Karakter adiknya, Yelena (Florence) mengatakan bahwa Natasha "bukan salah satu karakter yang besar" di Avengers, dan menyindir "Saya ragu seorang dewa dari luar angkasa (Thor) harus mengonsumsi Ibuprofen setelah berkelahi". Masuk ke karakter ayah Natasha, Alexei (David) menghujaninya dengan pertanyaan tentang Captain America dan ibunya Melina (Rachel) menyarankan Natasha meminta Tony Stark untuk memperbaiki beberapa mesin yang bermasalah. Tentu saja seperti yang kita ketahui, seluruh cerita Avengers  tak jarang saling berhubungan di bawah payung Marvel, tetapi sayangnya rekan-rekan pria dari Black Widow ini berhasil meredupkan pesan dan pentingnya kekuatan sorotan dalam film yang seharusnya mengangkat kisah tentang dirinya (karakter Natasha sendiri). Terus menerus merujuk pada Avengers dengan sederet keahlian luar biasa yang anggota lain miliki seperti sedang meremehkan Natasha karena menyiratkan bahwa ia tidak memiliki identitas di luar grup tersebut. Bahkan dalam pikirannya sendiri, ia tidak pernah membayangkan masa depannya yang tidak dikelilingi oleh anggota Avengers yang lain (“Saya tidak pernah membiarkan diri saya untuk sendiri cukup lama untuk memikirkannya,” katanya kepada Yelena). Seolah-olah, tanpa teman-teman ultra-maskulinnya, Natasha tidak dapat memahami keberadaannya.

Scarlett Johansson dan Florence Pugh di film Black Widow.
Scarlett Johansson dan Florence Pugh di film Black Widow.

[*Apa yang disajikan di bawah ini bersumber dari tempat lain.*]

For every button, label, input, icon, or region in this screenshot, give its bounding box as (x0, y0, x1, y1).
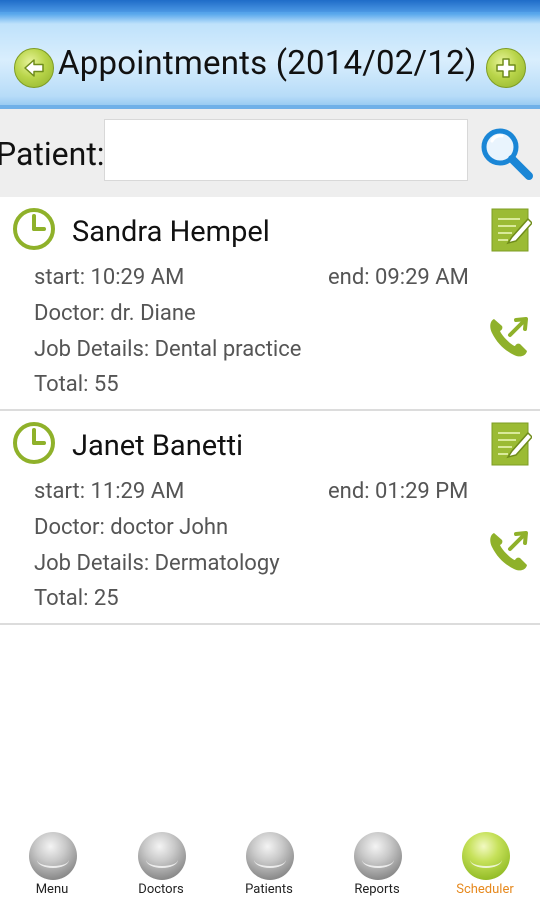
nav-scheduler[interactable]: Scheduler (435, 826, 535, 900)
nav-reports[interactable]: Reports (327, 826, 427, 900)
appointment-card[interactable]: Janet Banetti start: 11:29 AM end: 01:29… (0, 413, 540, 625)
start-time: start: 11:29 AM (34, 479, 185, 504)
arrow-left-icon (24, 59, 44, 77)
doctor-name: Doctor: doctor John (34, 515, 229, 540)
patient-name: Janet Banetti (72, 429, 244, 463)
total-amount: Total: 55 (34, 372, 119, 397)
clock-icon (13, 422, 55, 464)
job-details: Job Details: Dental practice (34, 337, 302, 362)
header-top-strip (0, 0, 540, 12)
phone-call-icon[interactable] (486, 313, 532, 359)
nav-label: Scheduler (456, 882, 514, 897)
doctor-name: Doctor: dr. Diane (34, 301, 196, 326)
end-time: end: 01:29 PM (328, 479, 469, 504)
start-time: start: 10:29 AM (34, 265, 185, 290)
back-button[interactable] (14, 48, 54, 88)
patient-search-bar: Patient: (0, 109, 540, 197)
edit-note-icon[interactable] (490, 207, 532, 253)
nav-menu[interactable]: Menu (2, 826, 102, 900)
sphere-icon (138, 832, 186, 880)
phone-call-icon[interactable] (486, 527, 532, 573)
nav-doctors[interactable]: Doctors (111, 826, 211, 900)
patient-label: Patient: (0, 135, 105, 173)
add-appointment-button[interactable] (486, 48, 526, 88)
nav-label: Doctors (138, 882, 184, 897)
patient-search-input[interactable] (104, 119, 468, 181)
scheduler-screen: Appointments (2014/02/12) Patient: Sandr… (0, 0, 540, 900)
appointment-card[interactable]: Sandra Hempel start: 10:29 AM end: 09:29… (0, 199, 540, 411)
nav-label: Menu (35, 882, 69, 897)
clock-icon (13, 208, 55, 250)
job-details: Job Details: Dermatology (34, 551, 280, 576)
magnifier-icon (481, 128, 533, 180)
app-header: Appointments (2014/02/12) (0, 0, 540, 109)
sphere-icon (462, 832, 510, 880)
sphere-icon (354, 832, 402, 880)
total-amount: Total: 25 (34, 586, 119, 611)
end-time: end: 09:29 AM (328, 265, 469, 290)
plus-icon (496, 58, 516, 78)
patient-name: Sandra Hempel (72, 215, 270, 249)
page-title: Appointments (2014/02/12) (58, 44, 477, 83)
nav-patients[interactable]: Patients (219, 826, 319, 900)
nav-label: Patients (245, 882, 293, 897)
nav-label: Reports (354, 882, 400, 897)
bottom-nav-bar: Menu Doctors Patients Reports Scheduler (0, 826, 540, 900)
sphere-icon (29, 832, 77, 880)
edit-note-icon[interactable] (490, 421, 532, 467)
search-button[interactable] (476, 123, 536, 183)
sphere-icon (246, 832, 294, 880)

Yang disayangkan lagi, film Black Widow tampak hadir dengan terstruktur cerita yang tak jauh berbeda seperti film Avengers, dalam artian berfokus pada tim yang bersatu untuk menyelesaikan misi. Untuk karya kali ini, tim yang dimaksud adalah keluarga Natasha, yang, jika Anda sadari merupakan representasi perempuan, karena dengan hadirnya karakter Yelena dan Melina berarti jumlah perempuan melebihi laki-laki (tidak pernah terlihat dalam film Avengers klasik bukan?). Namun, menempatkan Black Widow dalam sebuah kru pejuang lainnya (meskipun lebih beragam gendernya) tetap tidak berhasil membawa warna baru dalam film ini. Sekali lagi, ia kembali menjadi bagian dari sebuah kelompok, bagian dari keseluruhan yang lebih besar. Jadi dengan kata lain, ia (kembali) untuk membawa kejayaan bagi film ini dengan pengaruh dan namanya sendiri.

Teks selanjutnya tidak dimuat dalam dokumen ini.